次に,土壌水分の不均一性を再現するために,微地形起伏による表層の水分貯留効果を表すモデルと凍土の融解過程を記述できるモデルを組み合わせた土壌水分分布モデルを開発し,微地形起伏に応じた最大貯留高分布を導入することにより,チベット高原の4つの観測サイトで土壌水分分布の季節変化の再現計算を行い,モデルの適用性が良いことを確認した.

本研究で開発したモデルを広域に適用するためには微地形起伏の分布の計測が必要となる.そこで,10m程度の高分解能を有する衛星搭載合成開口レーダ(SAR)によって得られる後方散乱係数の観測値と,マイクロ波伝達モデルとを組み合わせた微地形起伏抽出手法を開発した.本手法で推定された微地形起伏分布と,上記の土壌水分の不均一性再現モデルによって得られた最大貯留高分布を比較し,定性的に適合することを確認した.

最後に,開発したモデルによるシミュレーション結果に基づいて,微地形起伏に由来する最大貯留高分布,降水強度,降水パターンが土壌水分分布特性および領域平均蒸発量算定の精度に与える影響を定性的に示した.

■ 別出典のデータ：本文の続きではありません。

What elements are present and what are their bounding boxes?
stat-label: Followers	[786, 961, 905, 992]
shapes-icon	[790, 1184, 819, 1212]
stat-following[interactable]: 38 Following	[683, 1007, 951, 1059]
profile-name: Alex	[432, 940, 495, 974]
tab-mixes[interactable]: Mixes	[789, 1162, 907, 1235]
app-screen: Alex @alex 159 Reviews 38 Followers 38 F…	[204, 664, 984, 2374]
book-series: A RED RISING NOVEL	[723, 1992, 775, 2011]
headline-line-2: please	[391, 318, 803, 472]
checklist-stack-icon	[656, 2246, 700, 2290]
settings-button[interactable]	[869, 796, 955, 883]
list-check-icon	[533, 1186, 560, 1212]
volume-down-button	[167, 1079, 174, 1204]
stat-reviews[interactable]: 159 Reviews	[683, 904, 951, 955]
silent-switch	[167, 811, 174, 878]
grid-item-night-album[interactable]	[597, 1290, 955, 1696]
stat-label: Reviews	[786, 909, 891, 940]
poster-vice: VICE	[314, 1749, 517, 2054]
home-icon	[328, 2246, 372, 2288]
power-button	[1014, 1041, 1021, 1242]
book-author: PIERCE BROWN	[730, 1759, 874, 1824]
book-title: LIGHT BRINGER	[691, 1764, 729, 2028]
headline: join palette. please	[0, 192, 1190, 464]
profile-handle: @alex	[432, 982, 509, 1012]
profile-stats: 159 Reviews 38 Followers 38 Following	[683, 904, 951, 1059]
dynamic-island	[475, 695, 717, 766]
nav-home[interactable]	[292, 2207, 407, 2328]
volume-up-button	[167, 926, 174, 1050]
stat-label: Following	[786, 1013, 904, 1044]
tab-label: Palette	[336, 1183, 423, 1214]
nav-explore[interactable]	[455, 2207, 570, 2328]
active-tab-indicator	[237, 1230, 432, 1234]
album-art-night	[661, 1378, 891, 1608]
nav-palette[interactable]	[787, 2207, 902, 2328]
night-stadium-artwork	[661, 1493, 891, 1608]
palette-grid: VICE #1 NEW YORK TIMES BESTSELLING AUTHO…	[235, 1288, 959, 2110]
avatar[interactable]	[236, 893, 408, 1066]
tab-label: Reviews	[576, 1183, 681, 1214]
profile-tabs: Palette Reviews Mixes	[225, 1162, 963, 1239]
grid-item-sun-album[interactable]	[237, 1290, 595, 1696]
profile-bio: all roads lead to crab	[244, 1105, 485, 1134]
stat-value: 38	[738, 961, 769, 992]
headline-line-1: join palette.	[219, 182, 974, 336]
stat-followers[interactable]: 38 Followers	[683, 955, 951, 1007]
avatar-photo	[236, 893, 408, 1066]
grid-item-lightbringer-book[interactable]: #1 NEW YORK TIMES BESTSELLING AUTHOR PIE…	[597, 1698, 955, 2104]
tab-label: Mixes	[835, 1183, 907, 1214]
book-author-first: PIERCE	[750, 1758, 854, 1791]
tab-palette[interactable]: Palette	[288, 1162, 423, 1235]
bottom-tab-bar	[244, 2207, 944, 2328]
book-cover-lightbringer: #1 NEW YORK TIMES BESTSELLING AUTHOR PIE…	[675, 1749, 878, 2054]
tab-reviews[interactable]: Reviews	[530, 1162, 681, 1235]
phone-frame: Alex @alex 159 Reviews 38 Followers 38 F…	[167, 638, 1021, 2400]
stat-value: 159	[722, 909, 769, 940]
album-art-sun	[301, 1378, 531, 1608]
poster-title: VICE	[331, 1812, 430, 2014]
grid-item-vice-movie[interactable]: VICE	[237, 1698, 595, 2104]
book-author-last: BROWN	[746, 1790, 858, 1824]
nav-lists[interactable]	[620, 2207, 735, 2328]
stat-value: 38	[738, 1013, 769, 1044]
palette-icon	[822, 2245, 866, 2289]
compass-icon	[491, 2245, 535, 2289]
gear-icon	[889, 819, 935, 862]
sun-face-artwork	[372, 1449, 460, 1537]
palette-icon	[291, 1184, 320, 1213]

以上,本研究は,全球水循環の数値モデル化において重要な役割を担っている陸面過程のモデル化の精度向上に貢献するところが大きく,その成果は長期的,地球的な水循環変動のより確かな情報を社会に提供して,水災害による被害軽減に資するところが大きく,社会的有用性に富む独創的な研究成果と評価できる.よって本論文は博士(工学)の学位請求論文として合格と認められる.